La guerre au Tigré (nord), qui a fait rage pendant deux ans, s'est terminée en 2022, mais le pays reste touché par plusieurs conflits, notamment en Amhara et en Oromia, où l'armée fait face à des groupes rebelles.


Les enquêtes du service de fact-checking de l'AFP ont montré que les belligérants répandent de fausses informations dans le but d'attiser les tensions et de dénigrer leurs opposants.


Par le passé, les textes et les légendes photos étaient modifiés. Aujourd'hui, des outils d'intelligence artificielle accessibles gratuitement permettent de manipuler facilement des audios et des vidéos.

Ainsi, une vidéo de M. Abiy de 2020 traitant du meurtre du célèbre chanteur Hachalu Hundessa a été truquée pour donner l'impression que le Premier ministre évoquait une décapitation qui aurait eu lieu en Oromia en novembre 2024.


En juillet 2024, des soutiens du gouvernement ont fait circuler une vidéo où une voix, probablement créée par intelligence artificielle, affirmait que Human Rights Watch demandait à la communauté internationale de classer comme organisation terroriste l'Armée de libération oromo, ce que l'ONG n'a jamais fait.

"Des discours de personnalités publiques peuvent être manipulés, de vieilles vidéos peuvent être sorties de leur contexte et des mots remplacés ou coupés pour les utiliser à mauvais escient",
explique Terje Skjerdal, un professeur de journalisme norvégien qui a beaucoup travaillé sur l'Ethiopie.

"Les belligérants en Ethiopie se battent pour le contrôle de l'information sur les réseaux sociaux, utilisant des stratégies de plus en plus sophistiquées de désinformation, tandis que le faible niveau d'éducation aux médias a empiré la situation",
ajoute-t-il.

"Hautement divisé"


Le faible niveau d'alphabétisation au sein de la jeunesse renforce encore le problème, selon un rapport de 2024 du Fonds de développement des Nations unies (UNCDF).


L'émergence des outils de désinformation a aussi coïncidé, en Ethiopie, avec une situation politique particulière: l'arrivée au pouvoir de M. Abiy, à l'issue d'une transition politique, puis le déclenchement de la meurtrière guerre du Tigré.

"Le public est hautement divisé au sujet d'objectifs politiques opposés, ce qui crée un terrain propice à l'utilisation de la désinformation, par les acteurs des conflits, comme une tactique pour contrôler le récit",
affirme Befekadu Hailu, un militant de la société civile.

Il souligne également le
"manque d'implication"
des médias locaux, indépendants comme publics, pour lutter contre le phénomène.
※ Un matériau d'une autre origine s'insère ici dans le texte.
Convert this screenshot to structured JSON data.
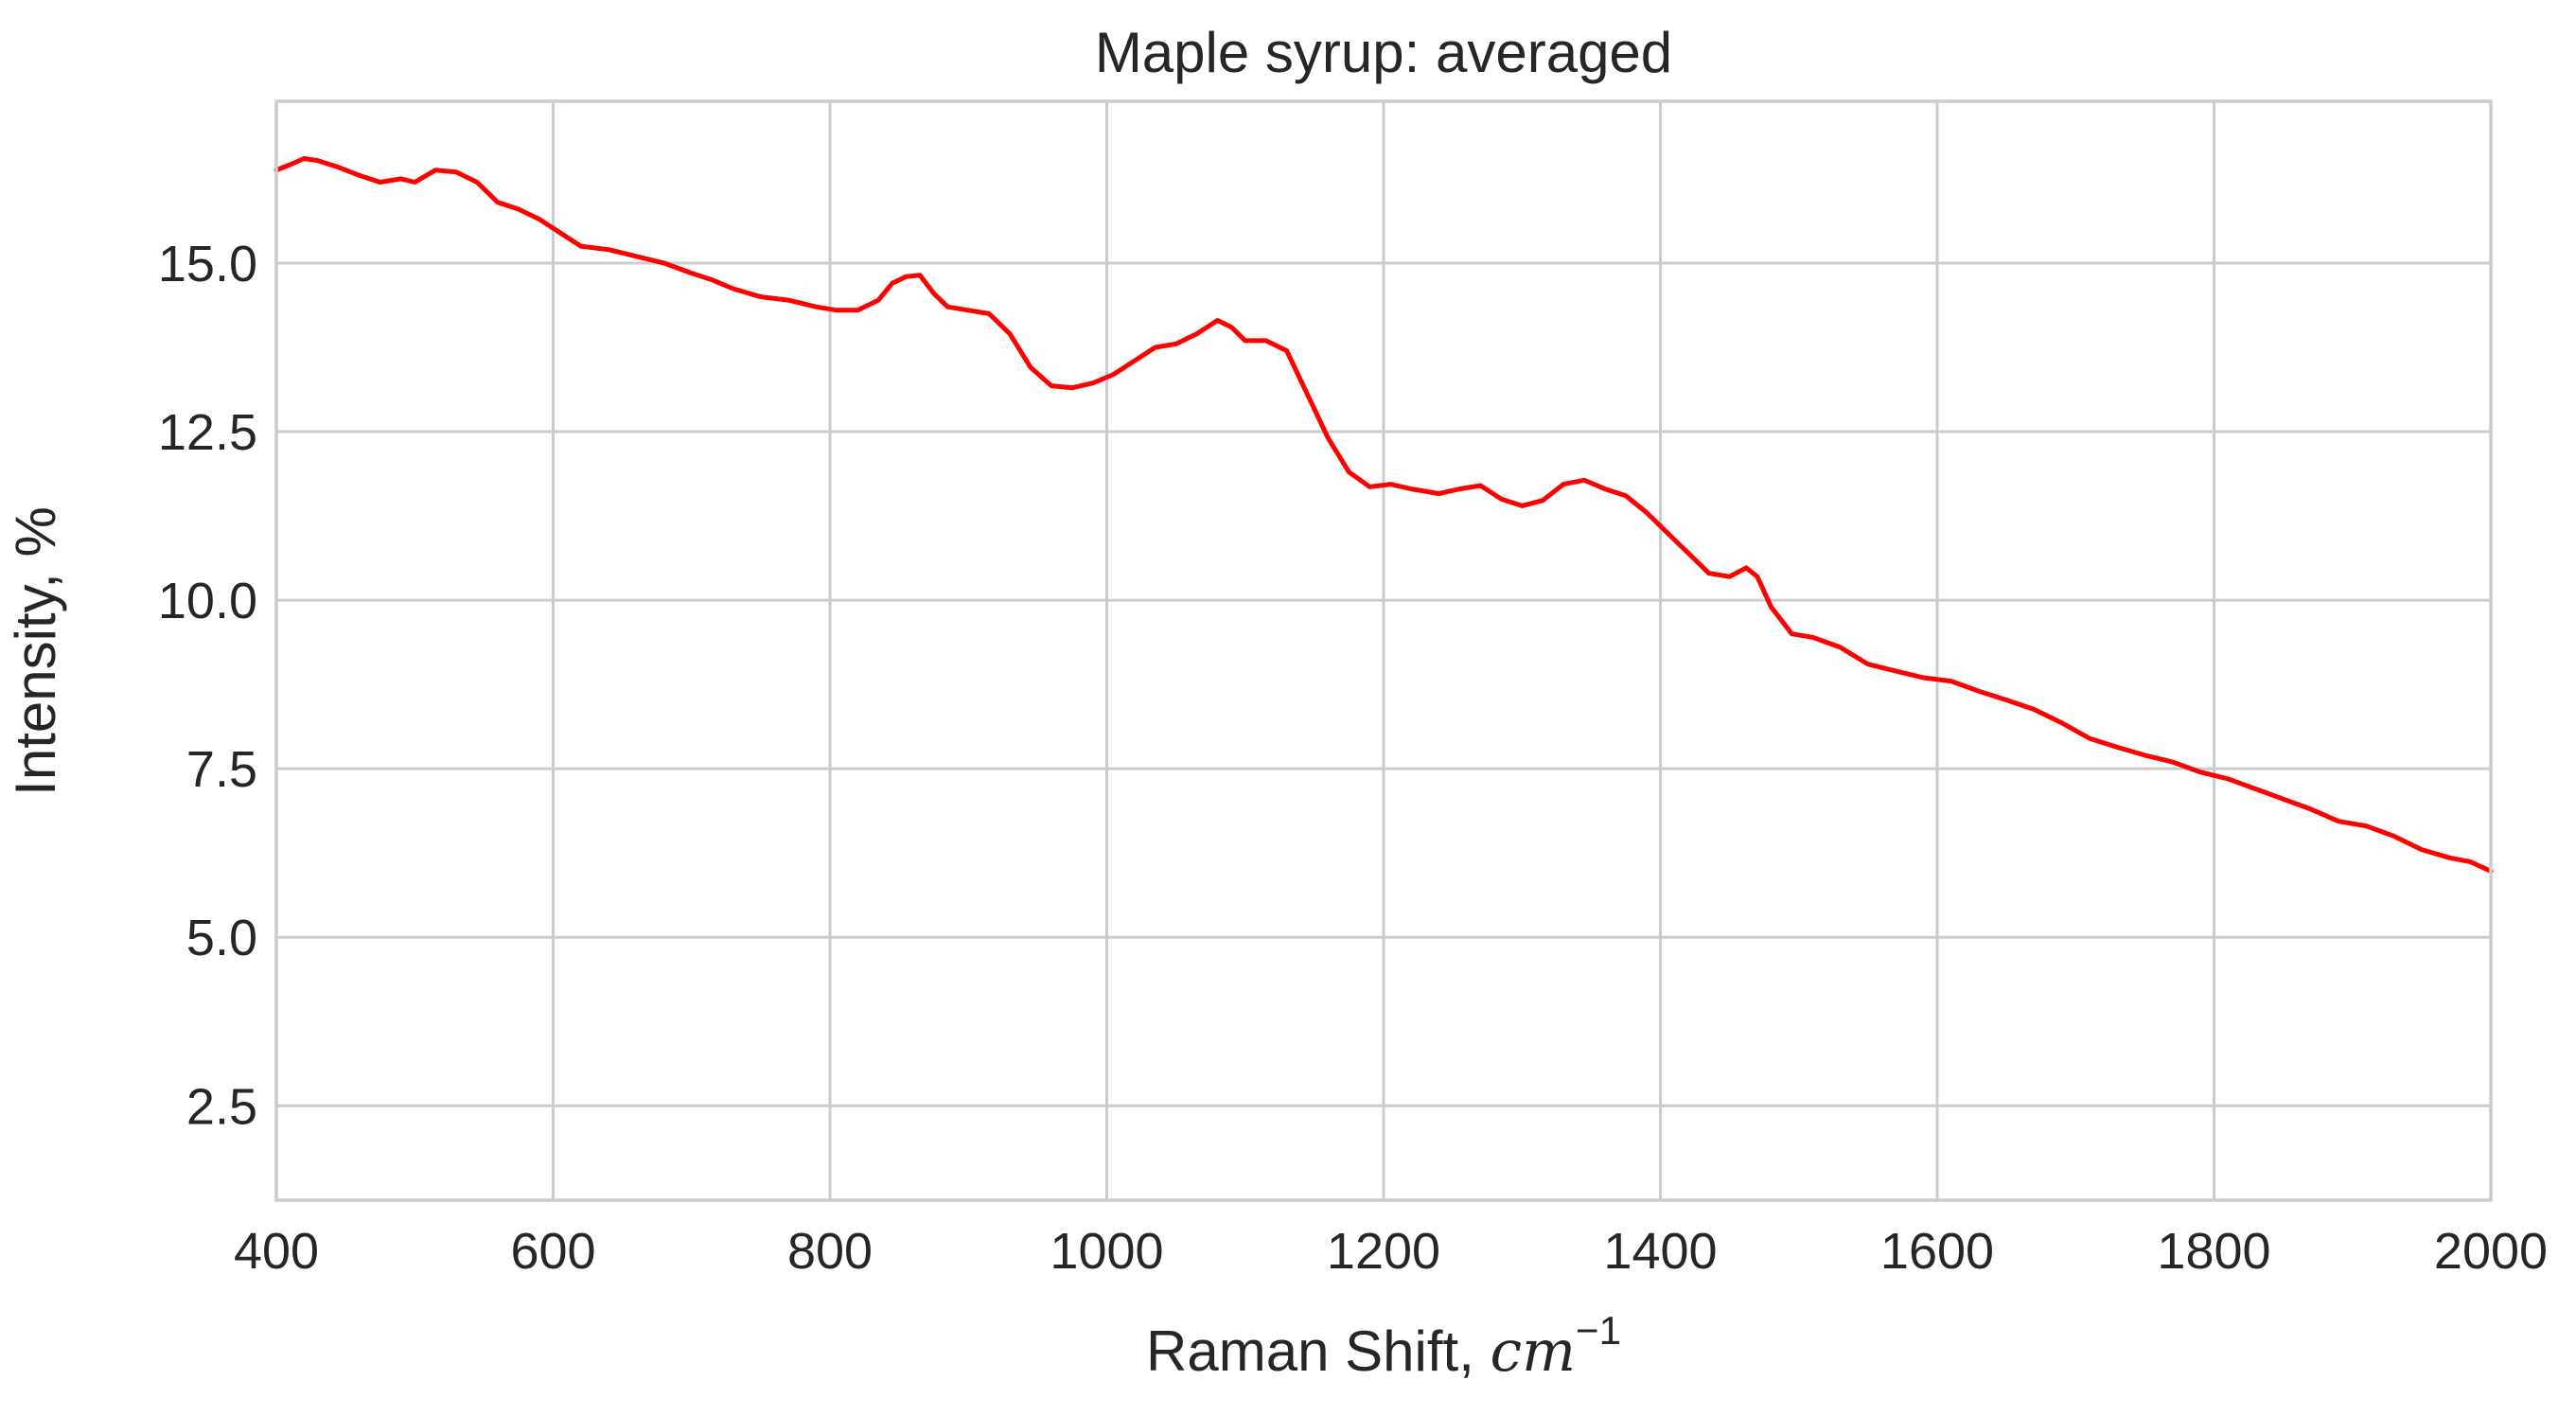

Selon M. Skjerdal, améliorer la connaissance du fonctionnement des médias est clé pour lutter contre la normalisation de contenus violents ou erronés.


"De plus, des initiatives de fact-checking, telles celles d'organisations indépendantes comme l'AFP, sont urgentes dans les langues locales",
ajoute-t-il.

L'AFP travaille actuellement dans 26 langues dans le cadre d'un partenariat de fact-checking avec Facebook.


La récente décision de Meta, sa maison-mère, de mettre fin à son programme de fact-checking aux États-Unis suscite des inquiétudes sur le fait que le géant de la tech puisse arrêter ce type de programme à travers le monde.